A typical electronic voltage regulator is shown in FIG. 23. This circuit senses the battery voltage and causes the alternator to deliver either full charge or none at all. This operating mode simulates that of the electromechanical regulator. Whereas the electromechanical regulator might turn the alternator field current off and on at a 100-Hz rate when the charge state of the battery was marginal, the electronic regulator switches on and off at a rate in the vicinity of 1000 Hz. This in itself is of no particular advantage. The important feature is that there is no mechanical wear in the solid-state type voltage regulator.

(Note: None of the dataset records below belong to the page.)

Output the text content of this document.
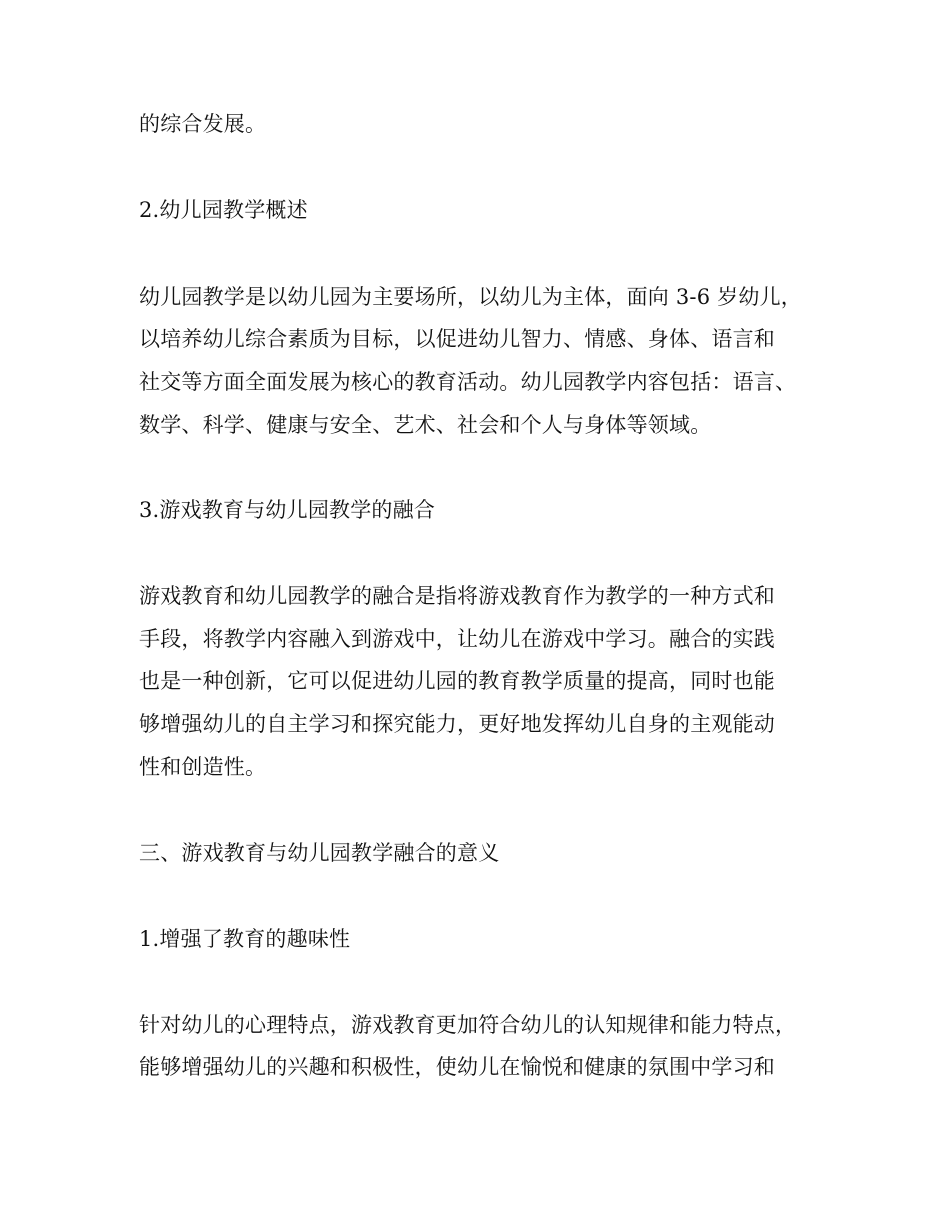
的综合发展。
2.幼儿园教学概述
幼儿园教学是以幼儿园为主要场所，以幼儿为主体，面向 3-6 岁幼儿，
以培养幼儿综合素质为目标，以促进幼儿智力、情感、身体、语言和
社交等方面全面发展为核心的教育活动。幼儿园教学内容包括：语言、
数学、科学、健康与安全、艺术、社会和个人与身体等领域。
3.游戏教育与幼儿园教学的融合
游戏教育和幼儿园教学的融合是指将游戏教育作为教学的一种方式和
手段，将教学内容融入到游戏中，让幼儿在游戏中学习。融合的实践
也是一种创新，它可以促进幼儿园的教育教学质量的提高，同时也能
够增强幼儿的自主学习和探究能力，更好地发挥幼儿自身的主观能动
性和创造性。
三、游戏教育与幼儿园教学融合的意义
1.增强了教育的趣味性
针对幼儿的心理特点，游戏教育更加符合幼儿的认知规律和能力特点，
能够增强幼儿的兴趣和积极性，使幼儿在愉悦和健康的氛围中学习和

In the circuit of FIG. 23, the input transistor conducts only when battery volt age becomes high enough to break down the zener diode in its base lead. When this happens, the Darlington output stage is turned off and the field winding of the alternator is deprived of current. Depending on the battery and its load, the field circuit will be energized and opened at widely varying duty cycles. This type of regulator is more closely related to the switching-type power supply rather than to the “linear” voltage-regulated supply.
The circuit of FIG. 23 is not critical—many types of power transistors will be found suitable. It’s particularly adapted for use in mobile radio and in standby power systems that use the automotive alternator.